However, this approach will likely not be practicable in the case of package tours where the ‘products' as such have ceased to exist (at least temporarily). We see three possibilities how Eurostat could handle the ‘package tours conundrum', each with different repercussions on the (core) inflation outlook (see chart). In case no price is available, an imputed (estimated) might be used, derived from other real time data or anecdotal evidence, (which both suggest steep discounts, see FT). Even using a relatively conservative estimate of a 5% m/m decline in package tour rates will result in a deeply negative inflation rate over the coming year, lowering core inflation by 0.1pp on average. Alternatively, Eurostat could choose to exclude or ‘freeze' the index value or inflation rate at the last registered reading (March). Both will likely create conceptual problems in the case of package holidays, which have considerable seasonal variations.

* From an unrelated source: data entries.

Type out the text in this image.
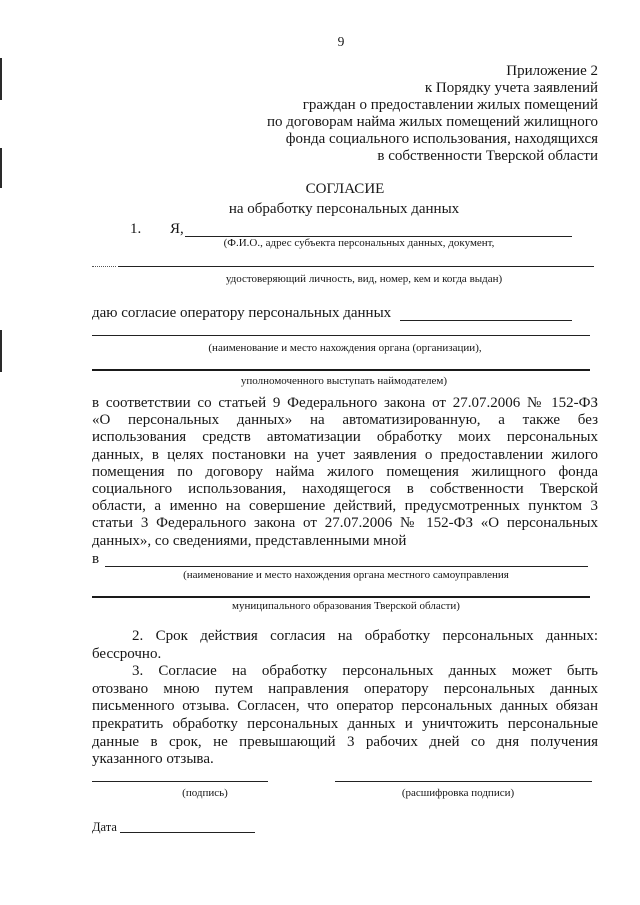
9
Приложение 2
к Порядку учета заявлений
граждан о предоставлении жилых помещений
по договорам найма жилых помещений жилищного
фонда социального использования, находящихся
в собственности Тверской области
СОГЛАСИЕ
на обработку персональных данных
1. Я,
(Ф.И.О., адрес субъекта персональных данных, документ,
удостоверяющий личность, вид, номер, кем и когда выдан)
даю согласие оператору персональных данных
(наименование и место нахождения органа (организации),
уполномоченного выступать наймодателем)
в соответствии со статьей 9 Федерального закона от 27.07.2006 № 152-ФЗ
«О персональных данных» на автоматизированную, а также без
использования средств автоматизации обработку моих персональных
данных, в целях постановки на учет заявления о предоставлении жилого
помещения по договору найма жилого помещения жилищного фонда
социального использования, находящегося в собственности Тверской
области, а именно на совершение действий, предусмотренных пунктом 3
статьи 3 Федерального закона от 27.07.2006 № 152-ФЗ «О персональных
данных», со сведениями, представленными мной
в
(наименование и место нахождения органа местного самоуправления
муниципального образования Тверской области)
2. Срок действия согласия на обработку персональных данных:
бессрочно.
3. Согласие на обработку персональных данных может быть
отозвано мною путем направления оператору персональных данных
письменного отзыва. Согласен, что оператор персональных данных обязан
прекратить обработку персональных данных и уничтожить персональные
данные в срок, не превышающий 3 рабочих дней со дня получения
указанного отзыва.
(подпись)	(расшифровка подписи)
Дата
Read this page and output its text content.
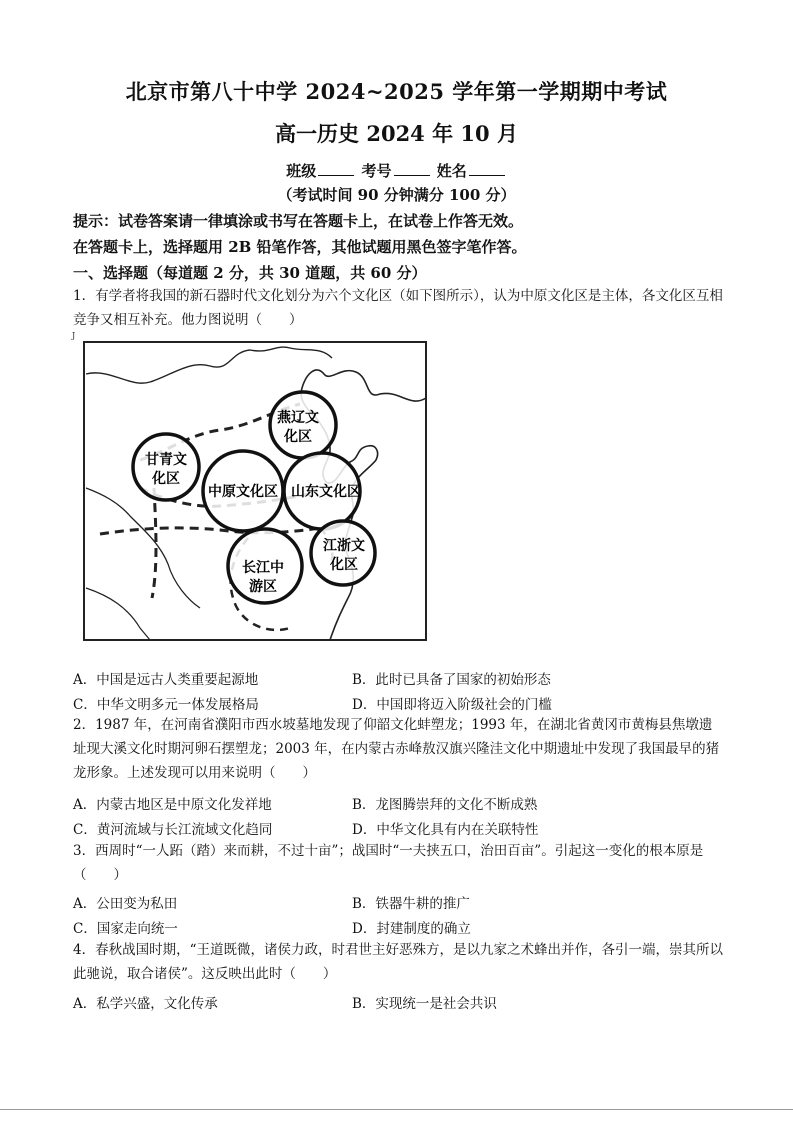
北京市第八十中学 2024~2025 学年第一学期期中考试
高一历史 2024 年 10 月
班级	考号	姓名
（考试时间 90 分钟满分 100 分）
提示：试卷答案请一律填涂或书写在答题卡上，在试卷上作答无效。
在答题卡上，选择题用 2B 铅笔作答，其他试题用黑色签字笔作答。
一、选择题（每道题 2 分，共 30 道题，共 60 分）
1．有学者将我国的新石器时代文化划分为六个文化区（如下图所示），认为中原文化区是主体，各文化区互相竞争又相互补充。他力图说明（　　）
J
燕辽文
化区
甘青文
化区
中原文化区 山东文化区
长江中
游区
江浙文
化区
A．中国是远古人类重要起源地	B．此时已具备了国家的初始形态
C．中华文明多元一体发展格局	D．中国即将迈入阶级社会的门槛
2．1987 年，在河南省濮阳市西水坡墓地发现了仰韶文化蚌塑龙；1993 年，在湖北省黄冈市黄梅县焦墩遗址现大溪文化时期河卵石摆塑龙；2003 年，在内蒙古赤峰敖汉旗兴隆洼文化中期遗址中发现了我国最早的猪龙形象。上述发现可以用来说明（　　）
A．内蒙古地区是中原文化发祥地	B．龙图腾崇拜的文化不断成熟
C．黄河流域与长江流域文化趋同	D．中华文化具有内在关联特性
3．西周时“一人跖（踏）来而耕，不过十亩”；战国时“一夫挟五口，治田百亩”。引起这一变化的根本原是（　　）
A．公田变为私田	B．铁器牛耕的推广
C．国家走向统一	D．封建制度的确立
4．春秋战国时期，“王道既微，诸侯力政，时君世主好恶殊方，是以九家之术蜂出并作，各引一端，崇其所以此驰说，取合诸侯”。这反映出此时（　　）
A．私学兴盛，文化传承	B．实现统一是社会共识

Package tours will not be the only item within recreational and cultural services that is creating problems. Similar issues relate to e.g. ‘Restaurants, Hotels and Catering Services' (25.6% of core inflation) and ‘Transport by air' (1.2% of core inflation). While we do not know which approach Eurostat will choose, we at least have incorporated some price decreases in these items in the coming months in our baseline forecast. However, uncertainty is high at the current stage, not only with respect to the statistical approach but also to the companies' price response in the opening up phase. Excess capacity and hard competition would drive down prices, but it might just as well be the case that so much capacity in airlines, restaurants, stores etc. has already been reduced that the (proinflationary) supply constraints take over. This constitutes an important upside risk to our forecasts.